On the design of surface attached customizable-size conductive micro/nano-fibers by femtosecond direct laser interference patterning

LUCINDA MULKO; HERMAN HEFFNER; ROBERT BAUMANN; ANDRÉS FABIÁN LASAGNI

Darmstadt

Congreso; Materials Science and Engineering Congress (MSE); 2022

Deutsche Gesellschaft für Materialkunde (DGM)

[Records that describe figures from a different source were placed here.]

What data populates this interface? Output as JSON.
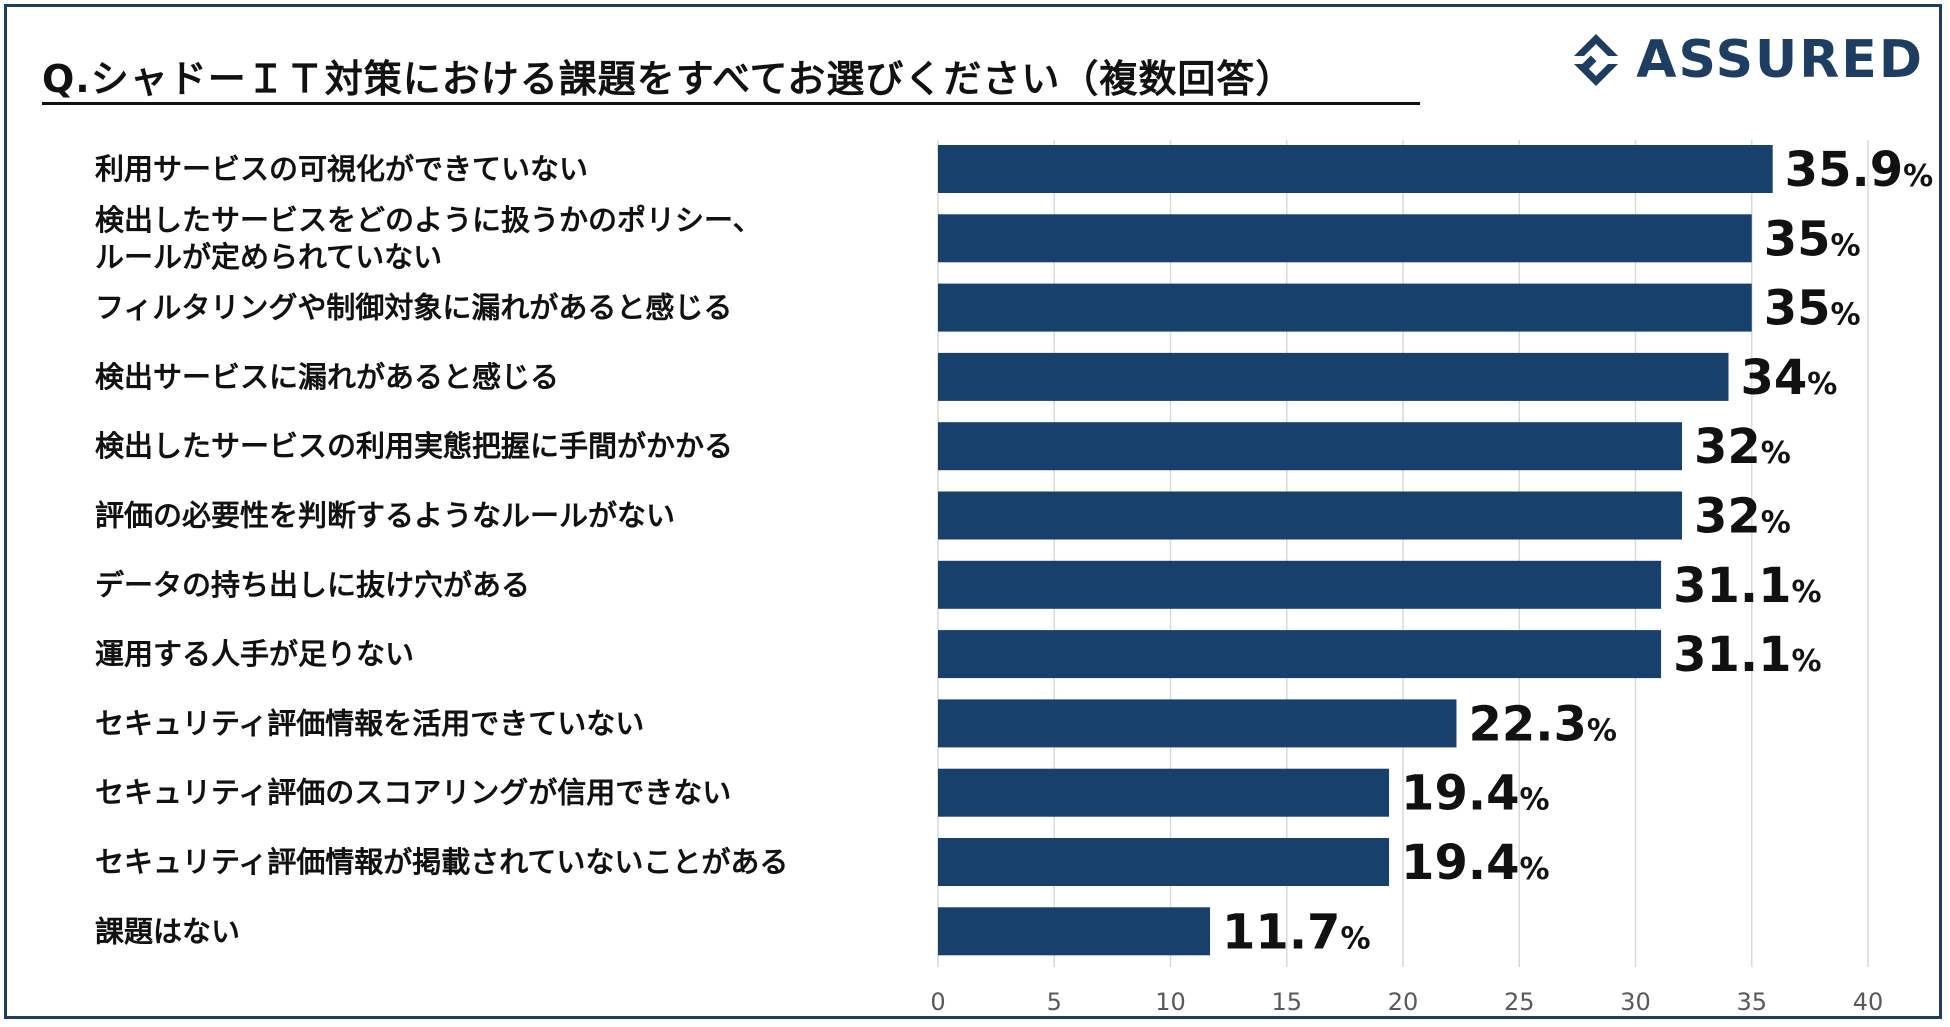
{
  "title": "Q.シャドーＩＴ対策における課題をすべてお選びください（複数回答）",
  "logo": {
    "text": "ASSURED"
  },
  "colors": {
    "bar": "#17406d",
    "grid": "#d9d9d9",
    "frame": "#1d3e62",
    "text": "#111111",
    "axis_text": "#595959"
  },
  "chart_data": {
    "type": "bar",
    "orientation": "horizontal",
    "categories": [
      "利用サービスの可視化ができていない",
      "検出したサービスをどのように扱うかのポリシー、\nルールが定められていない",
      "フィルタリングや制御対象に漏れがあると感じる",
      "検出サービスに漏れがあると感じる",
      "検出したサービスの利用実態把握に手間がかかる",
      "評価の必要性を判断するようなルールがない",
      "データの持ち出しに抜け穴がある",
      "運用する人手が足りない",
      "セキュリティ評価情報を活用できていない",
      "セキュリティ評価のスコアリングが信用できない",
      "セキュリティ評価情報が掲載されていないことがある",
      "課題はない"
    ],
    "values": [
      35.9,
      35,
      35,
      34,
      32,
      32,
      31.1,
      31.1,
      22.3,
      19.4,
      19.4,
      11.7
    ],
    "value_labels": [
      "35.9",
      "35",
      "35",
      "34",
      "32",
      "32",
      "31.1",
      "31.1",
      "22.3",
      "19.4",
      "19.4",
      "11.7"
    ],
    "unit": "%",
    "xlim": [
      0,
      40
    ],
    "xticks": [
      "0",
      "5",
      "10",
      "15",
      "20",
      "25",
      "30",
      "35",
      "40"
    ],
    "grid": true
  }
}
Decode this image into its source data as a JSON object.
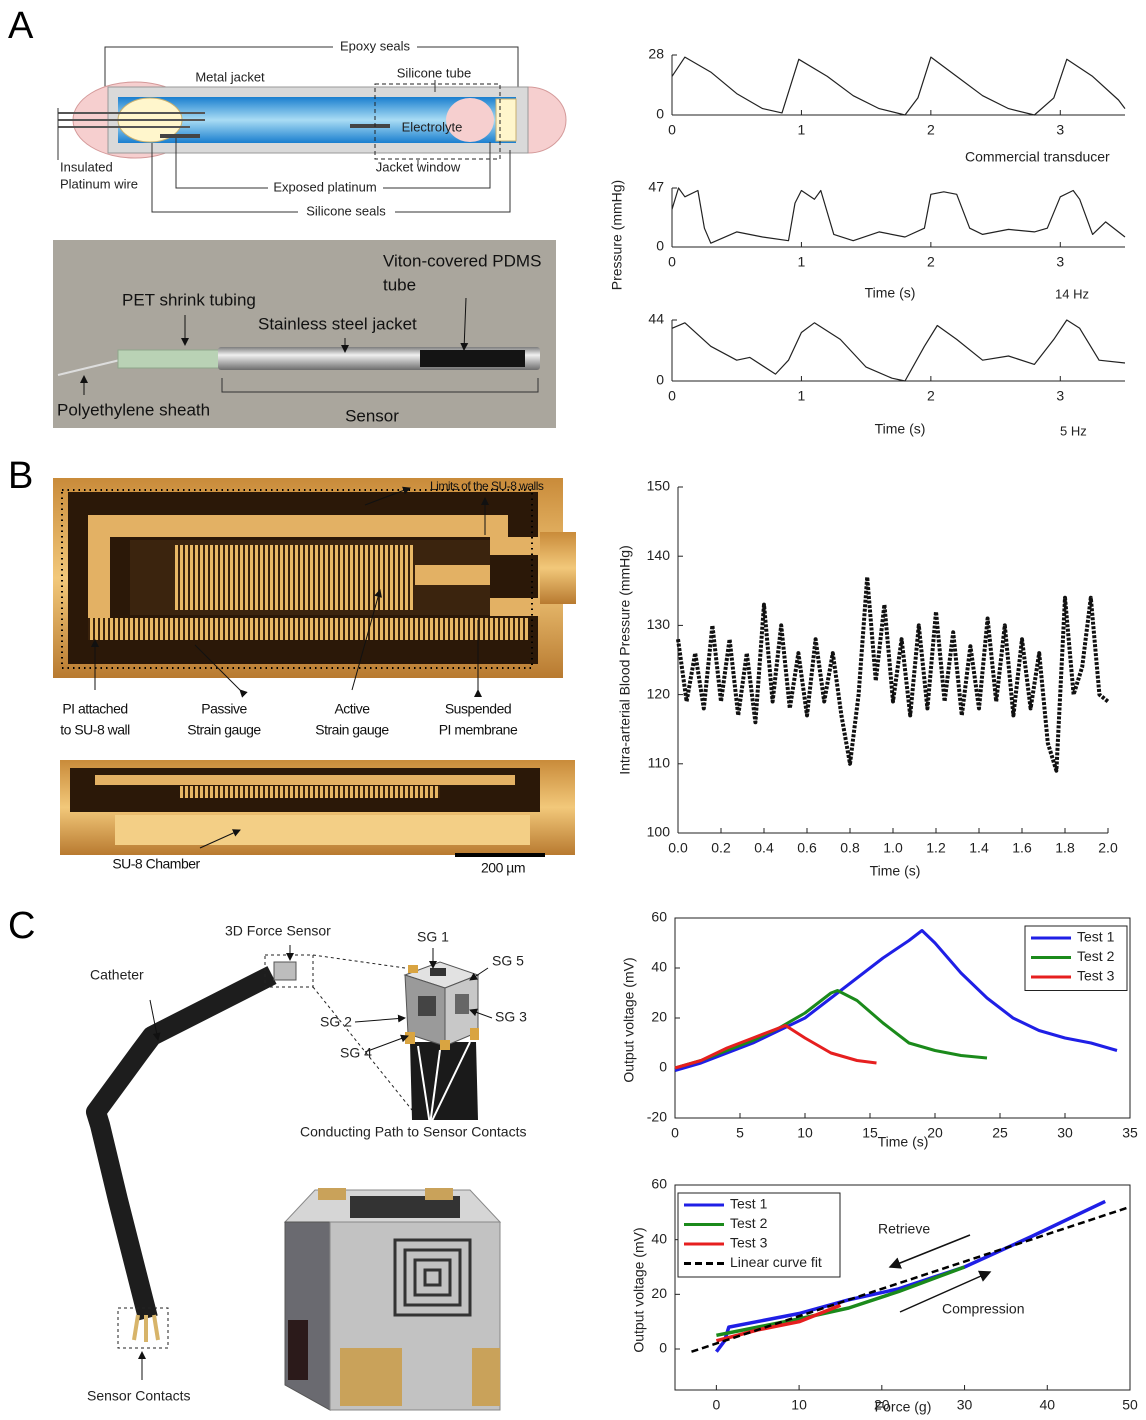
{
  "figure": {
    "panel_labels": [
      "A",
      "B",
      "C"
    ],
    "a_diagram": {
      "epoxy_seals": "Epoxy seals",
      "metal_jacket": "Metal jacket",
      "silicone_tube": "Silicone tube",
      "electrolyte": "Electrolyte",
      "insulated_platinum_wire": [
        "Insulated",
        "Platinum wire"
      ],
      "jacket_window": "Jacket window",
      "exposed_platinum": "Exposed platinum",
      "silicone_seals": "Silicone seals"
    },
    "a_photo": {
      "viton": [
        "Viton-covered PDMS",
        "tube"
      ],
      "pet": "PET shrink tubing",
      "steel": "Stainless steel jacket",
      "sheath": "Polyethylene sheath",
      "sensor": "Sensor"
    },
    "b_micrograph": {
      "limits": "Limits of the SU-8 walls",
      "pi_attached": [
        "PI attached",
        "to SU-8 wall"
      ],
      "passive": [
        "Passive",
        "Strain gauge"
      ],
      "active": [
        "Active",
        "Strain gauge"
      ],
      "suspended": [
        "Suspended",
        "PI membrane"
      ],
      "chamber": "SU-8 Chamber",
      "scale_bar": "200 µm"
    },
    "c_render": {
      "force_sensor": "3D Force Sensor",
      "sg1": "SG 1",
      "sg5": "SG 5",
      "catheter": "Catheter",
      "sg2": "SG 2",
      "sg3": "SG 3",
      "sg4": "SG 4",
      "conducting": "Conducting Path to Sensor Contacts",
      "contacts": "Sensor Contacts"
    }
  },
  "chart_data": [
    {
      "type": "line",
      "annotations": [
        "Commercial transducer"
      ],
      "x": [
        0,
        0.1,
        0.3,
        0.5,
        0.7,
        0.85,
        0.98,
        1.2,
        1.4,
        1.6,
        1.8,
        1.9,
        2.0,
        2.2,
        2.4,
        2.6,
        2.8,
        2.95,
        3.05,
        3.25,
        3.45,
        3.5
      ],
      "values": [
        18,
        27,
        20,
        10,
        3,
        1,
        26,
        18,
        9,
        3,
        0,
        8,
        27,
        18,
        9,
        3,
        0,
        8,
        26,
        18,
        7,
        3
      ],
      "color": "#222222",
      "xlim": [
        0,
        3.5
      ],
      "ylim": [
        0,
        28
      ],
      "xticks": [
        0,
        1,
        2,
        3
      ],
      "yticks": [
        0,
        28
      ]
    },
    {
      "type": "line",
      "xlabel": "Time (s)",
      "ylabel": "Pressure (mmHg)",
      "annotations": [
        "14 Hz"
      ],
      "x": [
        0,
        0.05,
        0.1,
        0.2,
        0.25,
        0.3,
        0.5,
        0.7,
        0.9,
        0.95,
        1.0,
        1.1,
        1.15,
        1.25,
        1.4,
        1.6,
        1.8,
        1.95,
        2.0,
        2.1,
        2.2,
        2.3,
        2.4,
        2.6,
        2.8,
        2.9,
        3.0,
        3.1,
        3.15,
        3.25,
        3.35,
        3.5
      ],
      "values": [
        30,
        47,
        40,
        45,
        15,
        3,
        12,
        8,
        5,
        35,
        45,
        38,
        45,
        10,
        5,
        12,
        8,
        15,
        42,
        44,
        42,
        15,
        10,
        14,
        12,
        15,
        40,
        45,
        38,
        10,
        20,
        8
      ],
      "color": "#222222",
      "xlim": [
        0,
        3.5
      ],
      "ylim": [
        0,
        47
      ],
      "xticks": [
        0,
        1,
        2,
        3
      ],
      "yticks": [
        0,
        47
      ]
    },
    {
      "type": "line",
      "xlabel": "Time (s)",
      "annotations": [
        "5 Hz"
      ],
      "x": [
        0,
        0.1,
        0.3,
        0.5,
        0.6,
        0.8,
        0.9,
        1.0,
        1.1,
        1.3,
        1.5,
        1.7,
        1.8,
        1.95,
        2.05,
        2.2,
        2.4,
        2.6,
        2.8,
        2.95,
        3.05,
        3.15,
        3.3,
        3.5
      ],
      "values": [
        38,
        42,
        25,
        15,
        17,
        5,
        15,
        35,
        42,
        30,
        10,
        2,
        0,
        25,
        40,
        30,
        15,
        18,
        12,
        30,
        44,
        38,
        15,
        13
      ],
      "color": "#222222",
      "xlim": [
        0,
        3.5
      ],
      "ylim": [
        0,
        44
      ],
      "xticks": [
        0,
        1,
        2,
        3
      ],
      "yticks": [
        0,
        44
      ]
    },
    {
      "type": "line",
      "linestyle": "dotted",
      "xlabel": "Time (s)",
      "ylabel": "Intra-arterial Blood Pressure (mmHg)",
      "x": [
        0,
        0.04,
        0.08,
        0.12,
        0.16,
        0.2,
        0.24,
        0.28,
        0.32,
        0.36,
        0.4,
        0.44,
        0.48,
        0.52,
        0.56,
        0.6,
        0.64,
        0.68,
        0.72,
        0.76,
        0.8,
        0.84,
        0.88,
        0.92,
        0.96,
        1,
        1.04,
        1.08,
        1.12,
        1.16,
        1.2,
        1.24,
        1.28,
        1.32,
        1.36,
        1.4,
        1.44,
        1.48,
        1.52,
        1.56,
        1.6,
        1.64,
        1.68,
        1.72,
        1.76,
        1.8,
        1.84,
        1.88,
        1.92,
        1.96,
        2
      ],
      "values": [
        128,
        119,
        126,
        118,
        130,
        119,
        128,
        117,
        126,
        116,
        133,
        119,
        130,
        118,
        126,
        117,
        128,
        119,
        126,
        117,
        110,
        120,
        137,
        122,
        133,
        119,
        128,
        117,
        130,
        118,
        132,
        119,
        129,
        117,
        127,
        118,
        131,
        119,
        130,
        117,
        128,
        118,
        126,
        113,
        109,
        134,
        120,
        124,
        134,
        120,
        119
      ],
      "color": "#111111",
      "xlim": [
        0,
        2
      ],
      "ylim": [
        100,
        150
      ],
      "xticks": [
        {
          "value": 0,
          "label": "0.0"
        },
        0.2,
        0.4,
        0.6,
        0.8,
        {
          "value": 1,
          "label": "1.0"
        },
        1.2,
        1.4,
        1.6,
        1.8,
        {
          "value": 2,
          "label": "2.0"
        }
      ],
      "yticks": [
        100,
        110,
        120,
        130,
        140,
        150
      ]
    },
    {
      "type": "line",
      "xlabel": "Time (s)",
      "ylabel": "Output voltage (mV)",
      "legend": "upper right",
      "series": [
        {
          "name": "Test 1",
          "color": "#1f1fe6",
          "x": [
            0,
            2,
            4,
            6,
            8,
            10,
            12,
            14,
            16,
            18,
            19,
            20,
            22,
            24,
            26,
            28,
            30,
            32,
            34
          ],
          "values": [
            -1,
            2,
            6,
            10,
            15,
            20,
            28,
            36,
            44,
            51,
            55,
            50,
            38,
            28,
            20,
            15,
            12,
            10,
            7
          ]
        },
        {
          "name": "Test 2",
          "color": "#1b8a1b",
          "x": [
            0,
            2,
            4,
            6,
            8,
            10,
            12,
            12.5,
            14,
            16,
            18,
            20,
            22,
            24
          ],
          "values": [
            0,
            3,
            7,
            11,
            16,
            22,
            30,
            31,
            27,
            18,
            10,
            7,
            5,
            4
          ]
        },
        {
          "name": "Test 3",
          "color": "#e61f1f",
          "x": [
            0,
            2,
            4,
            6,
            8,
            8.5,
            10,
            12,
            14,
            15.5
          ],
          "values": [
            0,
            3,
            8,
            12,
            16,
            17,
            12,
            6,
            3,
            2
          ]
        }
      ],
      "xlim": [
        0,
        35
      ],
      "ylim": [
        -20,
        60
      ],
      "xticks": [
        0,
        5,
        10,
        15,
        20,
        25,
        30,
        35
      ],
      "yticks": [
        -20,
        0,
        20,
        40,
        60
      ]
    },
    {
      "type": "line",
      "xlabel": "Force (g)",
      "ylabel": "Output voltage (mV)",
      "legend": "upper left",
      "annotations": [
        "Retrieve",
        "Compression"
      ],
      "series": [
        {
          "name": "Test 1",
          "color": "#1f1fe6",
          "x": [
            0,
            1,
            1.5,
            10,
            16,
            22,
            30,
            38,
            47
          ],
          "values": [
            -1,
            3,
            8,
            13,
            18,
            22,
            30,
            41,
            54
          ]
        },
        {
          "name": "Test 2",
          "color": "#1b8a1b",
          "x": [
            0,
            5,
            10,
            16,
            22,
            30
          ],
          "values": [
            5,
            8,
            11,
            15,
            21,
            30
          ]
        },
        {
          "name": "Test 3",
          "color": "#e61f1f",
          "x": [
            0,
            5,
            10,
            15
          ],
          "values": [
            3,
            7,
            10,
            16
          ]
        },
        {
          "name": "Linear curve fit",
          "color": "#000000",
          "linestyle": "dashed",
          "x": [
            -3,
            50
          ],
          "values": [
            -1,
            52
          ]
        }
      ],
      "xlim": [
        -5,
        50
      ],
      "ylim": [
        -15,
        60
      ],
      "xticks": [
        0,
        10,
        20,
        30,
        40,
        50
      ],
      "yticks": [
        0,
        20,
        40,
        60
      ]
    }
  ]
}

Research concerning to conductive polymers has earned significant interests since their discoverers were awarded the Nobel Prize in Chemistry in 2000. Particularly, composite conductive materials allows to merge highly conductive properties with excellent mechanical properties allowing a plethora of applications from optoelectronics to biomedicine. This work aims to design and develop a composite material constituted of a nano-coated conducting polymer (PANI) attached to bioinert polymer (PANI@PMMA) and post-synthesis modified by direct laser interference patterning (DLIP).The pattern of the PANI@PMAA was achieved by using an 0.9 fs laser source (Luximar LXR 100-1030, Luximar GmbH, Germany) at 1030 nm. The fixed periodicity of the line structured was 12 μm. DLIP, allows selectively remove the coating material in PANI@PMMA in the maximum interference positions while the minimum interference positions remain unchanged. Hence, achieving a symmetrical dielectric valley/conductive ridge line-like structure. An exploratory study of fluences (energy per area) and pulse-to-pulse overlapping (impinged pulses) was carried out on the PANI@PMMA. In this way, these structures can be customized to the required width/depth to obtain conductive PANI micro to nanofibers of variable width from 5 μm to 600 nm and depths up 950 nm.The combination of advanced functional materials with state-of-the-art laser techniques enabled the generation of substrates with periodic structures and modified (anisotropic) properties that can be easily scaled-up to larger sizes and have great potential for numerous and diverse applications.